A decade before the consumer Internet broke into the domestic arena of home computing, several generations of Americans built an archipelago of early dial-up networks called Bulletin Board Systems (or BBSes). Thousands of these text-based networks allowed messaging, forums, and file sharing between their users—potentially anyone who had the right number to call. The culture of each BBS meanwhile was unique: a board might attract teen hackers sharing discoveries while exploring phone company switches, far-flung software developers with similar interests, or an otherwise dispersed urban gay community. Using a modem-equipped home computer, all of these divergent groups would together engender a nascent culture of networked communication and sociability.
Today in New York, as the Internet evolves toward an increasingly exotic script-driven era of data persistence and identity tracking, many in the cultural sector are looking to the historical precedents of the roaring consumer Internet of the mid-90s. The bulletin board system scene is a vital component of understanding this pre-Internet history as well as the social infrastructure underlying the rapidly evolving present.
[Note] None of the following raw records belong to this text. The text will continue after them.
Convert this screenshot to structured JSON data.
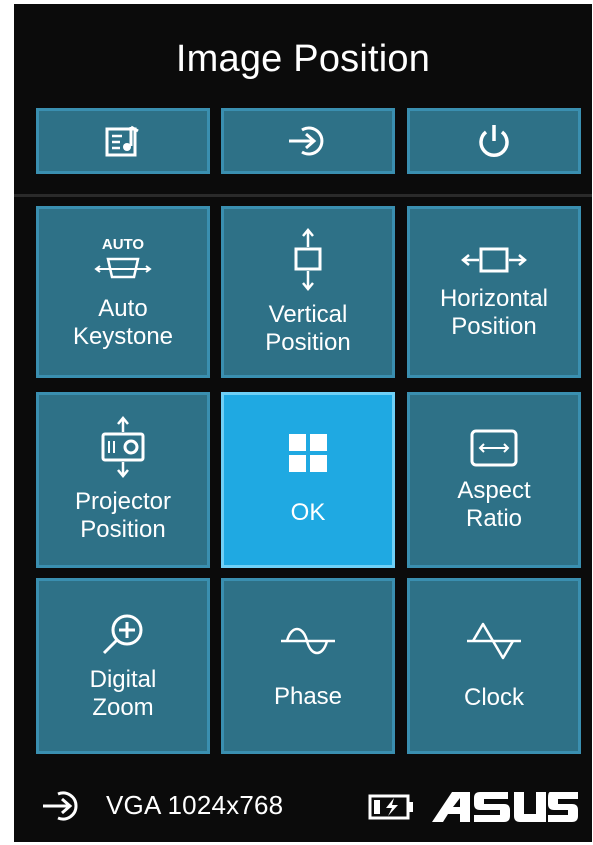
{
  "header": {
    "title": "Image Position"
  },
  "top_buttons": [
    {
      "name": "media-button",
      "icon": "music-note-book-icon"
    },
    {
      "name": "source-button",
      "icon": "input-source-icon"
    },
    {
      "name": "power-button",
      "icon": "power-icon"
    }
  ],
  "grid": {
    "auto_keystone": {
      "icon_text": "AUTO",
      "label": "Auto\nKeystone"
    },
    "vertical_position": {
      "label": "Vertical\nPosition"
    },
    "horizontal_position": {
      "label": "Horizontal\nPosition"
    },
    "projector_position": {
      "label": "Projector\nPosition"
    },
    "ok": {
      "label": "OK"
    },
    "aspect_ratio": {
      "label": "Aspect\nRatio"
    },
    "digital_zoom": {
      "label": "Digital\nZoom"
    },
    "phase": {
      "label": "Phase"
    },
    "clock": {
      "label": "Clock"
    }
  },
  "status_bar": {
    "source": "VGA 1024x768",
    "brand": "ASUS"
  },
  "colors": {
    "tile": "#2e7187",
    "tile_border": "#3a8fb0",
    "active_tile": "#1fa9e2",
    "background": "#0b0b0b"
  }
}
Jason Scott’s 2005 film BBS: The Documentary features over 200 in-depth interviews with some of the central protagonists of the BBS era of the 80s and early 90s. From hobbyist programmers to tech entrepreneurs and teen hackers and phone phreaks, Scott has created a major work of computing and communications history that lets these pioneers tell their own story. BBS is an authoritative and engrossing look into the culture that prepared millions of Americans for the Internet.
Two chapters of the eight-hour film will be presented:
“Make it Pay” covers the BBS industry that rose in the 1980's and grew to fantastic heights before disappearing almost overnight.
“HPAC (Hacking Phreaking Anarchy Cracking)” hears from some of the users of "underground" BBSes and their unique view of the world of information and computers.